À quinze heures, il quitte la clinique. Il conduit très vite sur la route en lacets. À l’entrée de la maison, la voiture dérape sur les graviers. Il doit s’y prendre à deux fois. Il recule, prend son élan et accélère pour pénétrer dans le parc.

Adèle est couchée dans l’herbe. Lucien joue à côté d’elle.

« Je n’arrête pas de t’appeler. Pourquoi tu ne réponds pas ?

— On s’est endormis.

— Je croyais qu’il t’était arrivé quelque chose.

— Mais non. »

Il lui tend la main et l’aide à se lever.

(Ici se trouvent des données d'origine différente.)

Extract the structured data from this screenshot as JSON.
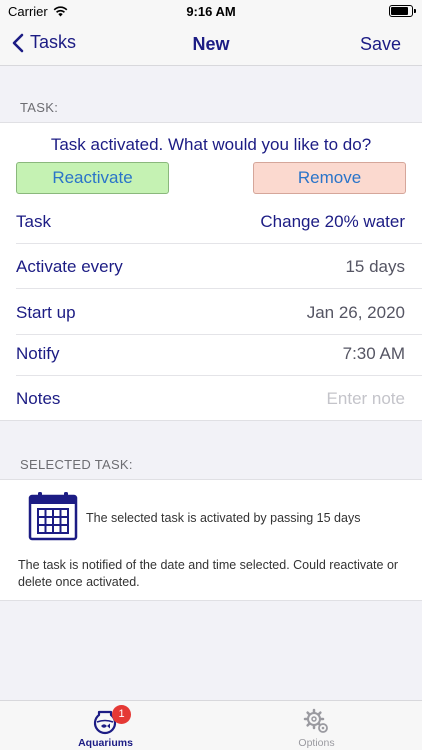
{
  "status": {
    "carrier": "Carrier",
    "time": "9:16 AM"
  },
  "nav": {
    "back_label": "Tasks",
    "title": "New",
    "save_label": "Save"
  },
  "task_section": {
    "header": "TASK:",
    "prompt": "Task activated. What would you like to do?",
    "reactivate_label": "Reactivate",
    "remove_label": "Remove",
    "rows": [
      {
        "label": "Task",
        "value": "Change 20% water"
      },
      {
        "label": "Activate every",
        "value": "15 days"
      },
      {
        "label": "Start up",
        "value": "Jan 26, 2020"
      },
      {
        "label": "Notify",
        "value": "7:30 AM"
      },
      {
        "label": "Notes",
        "placeholder": "Enter note"
      }
    ]
  },
  "selected_section": {
    "header": "SELECTED TASK:",
    "summary": "The selected task is activated by passing 15 days",
    "note": "The task is notified of the date and time selected. Could reactivate or delete once activated."
  },
  "tabs": {
    "aquariums_label": "Aquariums",
    "aquariums_badge": "1",
    "options_label": "Options"
  },
  "colors": {
    "accent": "#1c1c84",
    "reactivate_bg": "#c5f2b3",
    "remove_bg": "#fbd9cf",
    "badge": "#e53935"
  }
}
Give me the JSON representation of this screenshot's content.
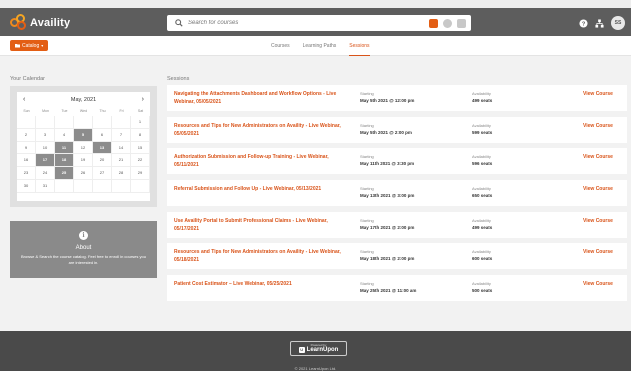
{
  "app": {
    "logo_text": "Availity",
    "brand_color": "#e35e14",
    "avatar_initials": "SS"
  },
  "search": {
    "placeholder": "Search for courses"
  },
  "subnav": {
    "catalog_label": "Catalog",
    "tabs": [
      {
        "label": "Courses",
        "active": false
      },
      {
        "label": "Learning Paths",
        "active": false
      },
      {
        "label": "Sessions",
        "active": true
      }
    ]
  },
  "calendar": {
    "heading": "Your Calendar",
    "month": "May, 2021",
    "weekdays": [
      "Sun",
      "Mon",
      "Tue",
      "Wed",
      "Thu",
      "Fri",
      "Sat"
    ],
    "days": [
      "",
      "",
      "",
      "",
      "",
      "",
      "1",
      "2",
      "3",
      "4",
      "5",
      "6",
      "7",
      "8",
      "9",
      "10",
      "11",
      "12",
      "13",
      "14",
      "15",
      "16",
      "17",
      "18",
      "19",
      "20",
      "21",
      "22",
      "23",
      "24",
      "25",
      "26",
      "27",
      "28",
      "29",
      "30",
      "31",
      "",
      "",
      "",
      "",
      ""
    ],
    "marked_days": [
      "5",
      "11",
      "13",
      "17",
      "18",
      "25"
    ]
  },
  "about": {
    "title": "About",
    "text": "Browse & Search the course catalog. Feel free to enroll in courses you are interested in."
  },
  "sessions": {
    "heading": "Sessions",
    "starting_label": "Starting",
    "availability_label": "Availability",
    "view_label": "View Course",
    "items": [
      {
        "title": "Navigating the Attachments Dashboard and Workflow Options - Live Webinar, 05/05/2021",
        "starting": "May 5th 2021 @ 12:00 pm",
        "seats": "499 seats"
      },
      {
        "title": "Resources and Tips for New Administrators on Availity - Live Webinar, 05/05/2021",
        "starting": "May 5th 2021 @ 2:00 pm",
        "seats": "599 seats"
      },
      {
        "title": "Authorization Submission and Follow-up Training - Live Webinar, 05/11/2021",
        "starting": "May 11th 2021 @ 3:30 pm",
        "seats": "596 seats"
      },
      {
        "title": "Referral Submission and Follow Up - Live Webinar, 05/13/2021",
        "starting": "May 13th 2021 @ 3:00 pm",
        "seats": "650 seats"
      },
      {
        "title": "Use Availity Portal to Submit Professional Claims - Live Webinar, 05/17/2021",
        "starting": "May 17th 2021 @ 2:00 pm",
        "seats": "499 seats"
      },
      {
        "title": "Resources and Tips for New Administrators on Availity - Live Webinar, 05/18/2021",
        "starting": "May 18th 2021 @ 2:00 pm",
        "seats": "600 seats"
      },
      {
        "title": "Patient Cost Estimator – Live Webinar, 05/25/2021",
        "starting": "May 25th 2021 @ 11:00 am",
        "seats": "500 seats"
      }
    ]
  },
  "footer": {
    "powered_by": "Powered by",
    "powered_logo": "LearnUpon",
    "copyright": "© 2021 LearnUpon Ltd."
  }
}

« C’est ce soir qu’ils viennent dîner.

— Oh, tu ne veux pas annuler ? On reste tous les trois, nous serons tellement mieux.

— Non, on ne peut pas annuler au dernier moment. Ça ne se fait pas.

— Il faut que tu m’emmènes faire les courses alors. Je ne peux pas marcher jusque là-bas. C’est trop loin. »

Elle entre dans la maison. Il l’entend claquer une porte.

Richard s’approche de son fils. Il passe sa main dans ses cheveux bouclés, l’attrape par la taille. « Tu es resté avec maman aujourd’hui ? Qu’est-ce que vous avez fait, raconte-moi. » Lucien essaie d’échapper à son emprise, ne répond pas, mais Richard insiste. Il regarde tendrement le petit espion et lui repose la question. « Vous avez joué ? Vous avez fait des dessins ? Lucien, raconte-moi ce que vous avez fait. »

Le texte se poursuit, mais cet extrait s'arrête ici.